Amanda Kludt, Eater editorial director: Looking back at the end of the year, I'm usually vaguely disappointed with what Williamsburg has put out and often choose a fallback like the East or West Village, but this year with Gwynnett St., Reynard, Aska (nee Frej), the evolution of Maison Premiere, the continued success of The Brooklyn Star, the exciting but ultimately failed attempts at progressive cooking at Masten Lake and Isa, and the uber-Euro newcomer Antica Pesa, I think it had the strongest showing. I have yet to try BrisketTown but in the very least it added to the neighborhood's narrative.
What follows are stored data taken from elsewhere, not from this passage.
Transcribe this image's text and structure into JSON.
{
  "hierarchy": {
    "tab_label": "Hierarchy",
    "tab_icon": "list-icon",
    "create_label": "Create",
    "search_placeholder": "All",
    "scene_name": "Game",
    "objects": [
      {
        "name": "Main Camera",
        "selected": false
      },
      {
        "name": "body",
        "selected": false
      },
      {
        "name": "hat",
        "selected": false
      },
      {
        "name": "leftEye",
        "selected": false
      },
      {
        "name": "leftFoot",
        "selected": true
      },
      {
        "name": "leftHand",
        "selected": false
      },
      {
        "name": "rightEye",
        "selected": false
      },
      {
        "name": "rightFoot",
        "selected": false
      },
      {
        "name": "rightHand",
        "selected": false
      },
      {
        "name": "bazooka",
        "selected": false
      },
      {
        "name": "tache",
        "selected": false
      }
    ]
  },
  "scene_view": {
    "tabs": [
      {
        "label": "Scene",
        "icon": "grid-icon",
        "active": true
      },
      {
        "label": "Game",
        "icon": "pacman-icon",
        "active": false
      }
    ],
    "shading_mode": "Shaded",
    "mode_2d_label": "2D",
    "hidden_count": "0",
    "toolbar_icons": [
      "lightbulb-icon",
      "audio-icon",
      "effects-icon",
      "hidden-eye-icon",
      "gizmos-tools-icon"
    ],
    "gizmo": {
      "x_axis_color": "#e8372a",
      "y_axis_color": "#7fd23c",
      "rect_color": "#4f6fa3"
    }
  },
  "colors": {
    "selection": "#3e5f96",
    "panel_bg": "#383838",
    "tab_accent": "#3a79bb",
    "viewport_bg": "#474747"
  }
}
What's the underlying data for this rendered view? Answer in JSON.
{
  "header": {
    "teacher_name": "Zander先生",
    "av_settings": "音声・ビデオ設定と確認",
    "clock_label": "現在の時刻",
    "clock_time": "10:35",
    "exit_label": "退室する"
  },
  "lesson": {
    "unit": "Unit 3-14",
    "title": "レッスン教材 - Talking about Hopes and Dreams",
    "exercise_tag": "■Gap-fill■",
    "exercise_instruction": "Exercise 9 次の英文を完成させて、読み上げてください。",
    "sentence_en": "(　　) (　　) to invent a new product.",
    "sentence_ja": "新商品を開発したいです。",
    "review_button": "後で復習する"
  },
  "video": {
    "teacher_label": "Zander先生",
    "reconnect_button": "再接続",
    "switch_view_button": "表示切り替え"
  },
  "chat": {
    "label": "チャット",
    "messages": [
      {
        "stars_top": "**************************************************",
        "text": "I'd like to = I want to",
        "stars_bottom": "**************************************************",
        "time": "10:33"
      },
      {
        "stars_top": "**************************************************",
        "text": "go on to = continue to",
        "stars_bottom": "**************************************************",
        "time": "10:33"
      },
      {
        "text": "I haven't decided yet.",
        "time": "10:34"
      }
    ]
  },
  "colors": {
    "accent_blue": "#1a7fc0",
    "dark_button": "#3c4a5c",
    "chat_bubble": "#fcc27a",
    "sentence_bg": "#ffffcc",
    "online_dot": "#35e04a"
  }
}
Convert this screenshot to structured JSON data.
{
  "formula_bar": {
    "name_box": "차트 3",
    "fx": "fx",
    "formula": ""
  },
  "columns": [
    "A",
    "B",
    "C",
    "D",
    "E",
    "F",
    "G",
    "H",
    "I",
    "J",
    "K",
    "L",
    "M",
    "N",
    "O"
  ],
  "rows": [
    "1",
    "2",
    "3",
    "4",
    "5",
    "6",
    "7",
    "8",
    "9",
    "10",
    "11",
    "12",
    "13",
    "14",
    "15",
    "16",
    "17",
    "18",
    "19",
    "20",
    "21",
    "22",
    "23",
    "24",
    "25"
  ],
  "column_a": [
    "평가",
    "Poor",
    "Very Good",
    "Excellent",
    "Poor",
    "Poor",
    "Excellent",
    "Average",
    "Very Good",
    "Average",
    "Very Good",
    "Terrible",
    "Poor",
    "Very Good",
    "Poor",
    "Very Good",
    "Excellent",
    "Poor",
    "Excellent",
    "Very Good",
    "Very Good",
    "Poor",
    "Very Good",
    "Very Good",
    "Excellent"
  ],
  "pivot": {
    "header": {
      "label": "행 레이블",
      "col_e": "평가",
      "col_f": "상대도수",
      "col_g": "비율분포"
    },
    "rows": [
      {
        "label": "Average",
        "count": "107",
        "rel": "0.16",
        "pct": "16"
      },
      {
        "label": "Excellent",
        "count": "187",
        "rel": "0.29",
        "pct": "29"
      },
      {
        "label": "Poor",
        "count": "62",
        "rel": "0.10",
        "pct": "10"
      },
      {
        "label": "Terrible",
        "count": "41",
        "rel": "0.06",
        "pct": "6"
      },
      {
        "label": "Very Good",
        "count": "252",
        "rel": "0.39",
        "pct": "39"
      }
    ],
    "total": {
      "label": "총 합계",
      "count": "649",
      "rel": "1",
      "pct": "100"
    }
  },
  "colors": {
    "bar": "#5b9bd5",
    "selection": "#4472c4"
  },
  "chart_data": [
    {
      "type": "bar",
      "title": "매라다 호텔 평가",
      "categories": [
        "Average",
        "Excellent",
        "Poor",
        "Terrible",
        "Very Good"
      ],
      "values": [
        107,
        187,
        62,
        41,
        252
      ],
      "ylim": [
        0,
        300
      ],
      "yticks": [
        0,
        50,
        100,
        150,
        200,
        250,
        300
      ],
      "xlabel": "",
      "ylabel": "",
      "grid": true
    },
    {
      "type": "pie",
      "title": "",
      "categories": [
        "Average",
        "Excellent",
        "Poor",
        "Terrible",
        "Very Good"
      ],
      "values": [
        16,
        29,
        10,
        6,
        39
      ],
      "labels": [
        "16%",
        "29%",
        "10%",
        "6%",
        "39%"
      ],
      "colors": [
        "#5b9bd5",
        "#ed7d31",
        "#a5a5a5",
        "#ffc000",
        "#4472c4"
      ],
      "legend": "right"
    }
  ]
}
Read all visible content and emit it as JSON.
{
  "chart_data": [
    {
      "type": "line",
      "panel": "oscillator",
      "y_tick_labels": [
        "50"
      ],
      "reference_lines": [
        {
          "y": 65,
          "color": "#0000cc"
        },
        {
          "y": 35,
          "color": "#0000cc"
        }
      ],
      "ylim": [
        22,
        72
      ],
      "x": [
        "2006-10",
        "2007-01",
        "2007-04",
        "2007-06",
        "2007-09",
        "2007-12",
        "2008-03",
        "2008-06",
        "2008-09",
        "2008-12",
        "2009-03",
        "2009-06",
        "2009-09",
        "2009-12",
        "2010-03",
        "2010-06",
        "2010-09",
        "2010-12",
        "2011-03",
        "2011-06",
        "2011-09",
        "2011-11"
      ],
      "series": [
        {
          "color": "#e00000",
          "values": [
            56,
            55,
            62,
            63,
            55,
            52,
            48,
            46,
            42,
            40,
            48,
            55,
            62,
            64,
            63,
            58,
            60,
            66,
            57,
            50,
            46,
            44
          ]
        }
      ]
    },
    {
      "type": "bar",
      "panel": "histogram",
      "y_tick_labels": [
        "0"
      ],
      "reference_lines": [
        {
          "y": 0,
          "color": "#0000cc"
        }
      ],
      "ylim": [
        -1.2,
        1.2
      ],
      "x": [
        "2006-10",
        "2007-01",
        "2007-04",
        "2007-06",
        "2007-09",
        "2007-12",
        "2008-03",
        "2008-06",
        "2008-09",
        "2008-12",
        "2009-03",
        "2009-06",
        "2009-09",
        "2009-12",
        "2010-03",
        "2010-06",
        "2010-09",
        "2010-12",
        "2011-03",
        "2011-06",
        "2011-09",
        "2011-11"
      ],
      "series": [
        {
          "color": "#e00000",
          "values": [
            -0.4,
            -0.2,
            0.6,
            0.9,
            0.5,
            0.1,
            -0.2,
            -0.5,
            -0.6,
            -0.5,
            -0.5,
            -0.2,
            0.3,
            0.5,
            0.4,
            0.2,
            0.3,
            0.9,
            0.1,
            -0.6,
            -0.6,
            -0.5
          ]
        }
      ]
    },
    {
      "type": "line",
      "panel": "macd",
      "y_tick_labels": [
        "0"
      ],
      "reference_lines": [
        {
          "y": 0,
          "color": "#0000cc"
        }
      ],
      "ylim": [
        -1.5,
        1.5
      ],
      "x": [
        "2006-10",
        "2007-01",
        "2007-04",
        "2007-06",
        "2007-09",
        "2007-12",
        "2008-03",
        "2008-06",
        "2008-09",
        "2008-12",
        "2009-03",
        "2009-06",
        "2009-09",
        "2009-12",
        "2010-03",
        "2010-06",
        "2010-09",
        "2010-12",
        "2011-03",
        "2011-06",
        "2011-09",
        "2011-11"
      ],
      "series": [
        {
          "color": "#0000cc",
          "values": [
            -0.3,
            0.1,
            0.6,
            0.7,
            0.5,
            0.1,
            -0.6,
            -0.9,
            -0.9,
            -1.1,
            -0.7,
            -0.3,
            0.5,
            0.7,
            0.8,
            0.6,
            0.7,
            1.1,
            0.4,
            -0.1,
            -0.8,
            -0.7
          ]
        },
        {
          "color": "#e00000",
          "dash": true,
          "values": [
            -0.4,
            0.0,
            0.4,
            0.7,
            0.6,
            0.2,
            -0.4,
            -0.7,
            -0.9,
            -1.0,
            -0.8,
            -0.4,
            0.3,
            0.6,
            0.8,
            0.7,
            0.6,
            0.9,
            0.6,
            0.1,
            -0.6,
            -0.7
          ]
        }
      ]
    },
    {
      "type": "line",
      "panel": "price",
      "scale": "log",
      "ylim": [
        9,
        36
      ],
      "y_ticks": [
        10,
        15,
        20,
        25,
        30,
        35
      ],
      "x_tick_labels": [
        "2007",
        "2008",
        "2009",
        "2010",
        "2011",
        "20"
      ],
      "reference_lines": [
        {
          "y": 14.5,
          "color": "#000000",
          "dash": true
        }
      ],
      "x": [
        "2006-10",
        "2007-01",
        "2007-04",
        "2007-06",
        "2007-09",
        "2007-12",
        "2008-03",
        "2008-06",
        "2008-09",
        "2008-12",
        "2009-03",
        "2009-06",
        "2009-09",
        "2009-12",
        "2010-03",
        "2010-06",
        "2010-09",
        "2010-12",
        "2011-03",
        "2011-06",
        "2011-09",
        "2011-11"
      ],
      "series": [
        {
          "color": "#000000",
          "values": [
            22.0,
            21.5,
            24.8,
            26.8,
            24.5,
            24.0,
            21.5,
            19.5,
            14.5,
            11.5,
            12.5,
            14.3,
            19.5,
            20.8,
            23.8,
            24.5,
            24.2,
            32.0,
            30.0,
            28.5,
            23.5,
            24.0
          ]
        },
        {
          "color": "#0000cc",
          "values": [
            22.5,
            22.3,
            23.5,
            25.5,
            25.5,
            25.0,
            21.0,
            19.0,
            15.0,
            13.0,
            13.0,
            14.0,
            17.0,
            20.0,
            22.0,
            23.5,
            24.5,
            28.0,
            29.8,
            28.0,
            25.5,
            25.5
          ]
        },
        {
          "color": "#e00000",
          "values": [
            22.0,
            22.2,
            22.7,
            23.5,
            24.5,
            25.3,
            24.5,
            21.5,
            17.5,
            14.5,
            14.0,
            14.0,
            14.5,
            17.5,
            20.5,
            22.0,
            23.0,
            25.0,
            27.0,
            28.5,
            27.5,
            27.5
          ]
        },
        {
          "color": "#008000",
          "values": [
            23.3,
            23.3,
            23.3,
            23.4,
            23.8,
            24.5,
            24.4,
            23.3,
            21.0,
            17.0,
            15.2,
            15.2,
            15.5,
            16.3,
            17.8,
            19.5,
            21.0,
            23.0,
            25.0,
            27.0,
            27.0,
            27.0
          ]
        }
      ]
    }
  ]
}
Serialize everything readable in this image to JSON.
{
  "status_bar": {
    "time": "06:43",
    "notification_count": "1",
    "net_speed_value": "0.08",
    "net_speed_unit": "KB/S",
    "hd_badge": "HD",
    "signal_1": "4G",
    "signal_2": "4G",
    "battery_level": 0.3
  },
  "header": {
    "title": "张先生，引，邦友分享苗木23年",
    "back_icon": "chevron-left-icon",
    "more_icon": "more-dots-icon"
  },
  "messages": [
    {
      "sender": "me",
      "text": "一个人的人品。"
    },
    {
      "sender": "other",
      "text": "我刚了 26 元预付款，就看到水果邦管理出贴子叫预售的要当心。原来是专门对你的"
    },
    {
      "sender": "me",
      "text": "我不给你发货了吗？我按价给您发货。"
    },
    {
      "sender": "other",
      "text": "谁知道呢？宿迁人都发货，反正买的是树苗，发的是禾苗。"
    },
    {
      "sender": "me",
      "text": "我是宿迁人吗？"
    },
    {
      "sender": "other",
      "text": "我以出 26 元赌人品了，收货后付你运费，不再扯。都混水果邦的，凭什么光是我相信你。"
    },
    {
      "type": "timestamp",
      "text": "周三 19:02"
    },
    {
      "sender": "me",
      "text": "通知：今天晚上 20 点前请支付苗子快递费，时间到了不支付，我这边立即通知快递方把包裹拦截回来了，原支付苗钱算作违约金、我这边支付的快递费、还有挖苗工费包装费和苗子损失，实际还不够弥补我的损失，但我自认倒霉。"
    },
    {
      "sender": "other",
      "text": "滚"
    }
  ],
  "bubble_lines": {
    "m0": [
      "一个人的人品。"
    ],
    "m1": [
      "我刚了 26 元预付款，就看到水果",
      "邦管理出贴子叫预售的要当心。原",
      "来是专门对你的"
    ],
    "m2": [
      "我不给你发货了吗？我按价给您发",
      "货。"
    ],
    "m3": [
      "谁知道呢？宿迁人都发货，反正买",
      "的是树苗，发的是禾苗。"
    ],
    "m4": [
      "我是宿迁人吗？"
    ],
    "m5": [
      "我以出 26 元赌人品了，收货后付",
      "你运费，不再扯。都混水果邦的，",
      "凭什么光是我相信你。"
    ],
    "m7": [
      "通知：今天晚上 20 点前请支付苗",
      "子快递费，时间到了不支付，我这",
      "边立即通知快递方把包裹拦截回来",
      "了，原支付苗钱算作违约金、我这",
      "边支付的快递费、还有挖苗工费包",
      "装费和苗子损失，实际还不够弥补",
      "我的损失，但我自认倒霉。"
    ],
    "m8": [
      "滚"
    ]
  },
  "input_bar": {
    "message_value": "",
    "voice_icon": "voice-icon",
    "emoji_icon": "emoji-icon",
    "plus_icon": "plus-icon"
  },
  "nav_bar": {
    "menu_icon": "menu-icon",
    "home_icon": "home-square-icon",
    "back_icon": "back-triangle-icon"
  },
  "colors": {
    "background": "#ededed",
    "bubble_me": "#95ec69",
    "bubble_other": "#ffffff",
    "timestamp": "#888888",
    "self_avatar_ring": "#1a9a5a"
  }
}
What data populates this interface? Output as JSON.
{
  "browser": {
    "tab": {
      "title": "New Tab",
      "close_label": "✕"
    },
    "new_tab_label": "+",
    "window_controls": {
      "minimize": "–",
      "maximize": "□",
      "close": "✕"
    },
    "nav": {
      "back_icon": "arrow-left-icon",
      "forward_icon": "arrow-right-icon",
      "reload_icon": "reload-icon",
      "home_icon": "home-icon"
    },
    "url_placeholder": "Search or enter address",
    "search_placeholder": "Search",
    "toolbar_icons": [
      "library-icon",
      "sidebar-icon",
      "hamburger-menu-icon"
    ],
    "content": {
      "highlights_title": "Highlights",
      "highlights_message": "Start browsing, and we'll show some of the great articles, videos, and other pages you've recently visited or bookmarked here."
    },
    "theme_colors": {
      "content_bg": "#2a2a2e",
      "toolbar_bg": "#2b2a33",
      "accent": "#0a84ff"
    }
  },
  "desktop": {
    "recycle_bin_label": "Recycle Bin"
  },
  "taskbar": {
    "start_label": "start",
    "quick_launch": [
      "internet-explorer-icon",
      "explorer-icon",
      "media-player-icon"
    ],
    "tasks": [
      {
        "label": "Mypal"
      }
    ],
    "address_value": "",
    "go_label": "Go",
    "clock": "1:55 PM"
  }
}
Chris Stang, Immaculate Infatuation: Williamsburg.

Robert Simonson, Times cocktail writer: This, for me, has long been a draw between the East Village and Williamsburg. No other neighborhoods comes close to their standard of quality, quantity and variety. In each, there are a dozen not just good, but excellent, exciting and invaluable bars. World class standard bearers.

Adam Kuban, Slice founder: East Village.

Ryan Sutton, Bloomberg critic: You know, in my seven years as a professional eater, this was the first that I spent as much (if not more) time dining in Brooklyn as in Manhattan. And I live in Manhattan. That's no small matter. As for best neighborhood, I've said Carroll Gardens in years past and I'll say it again, but keep in mind that I lump it together with Cobble Hill, Boerum Hill, and The Waterfront because they're all within a 10 minute walk of one another. We have Pok Pok (meat salads!), Frankies 457 (pork brazhool!), Prime Meats (snausages!), Dassara (lamb ramen!), La Vara (bacon sandwhiches!), Seersucker (fried chicken!) and even Battersby, which sometimes kind of gets the job done if you order correctly (fried pork belly parmigiana!). And if it's Wednesday night, you'll probably find me drinking something brown, something strong and something stirred at the Clover Club as a live 1920s jazz band plays up front; Wednesday at The Clover is as quintessential a New York experience as a Vesper at Bemelmans or a plate prime rib hash at Keens.

Greg Morabito, Eater editor: Noho. That little patch of Lower Manhattan has a cluster of very good (and very hip) new restaurants, plus modern classics like Indochine, Il Buco, and Bohemian. Andrew Carmellini's all-day French restaurant sounds amazing, and I keep hearing rumors that Sir Keith McNally is looking at spaces in the neighborhood. He denies this, of course.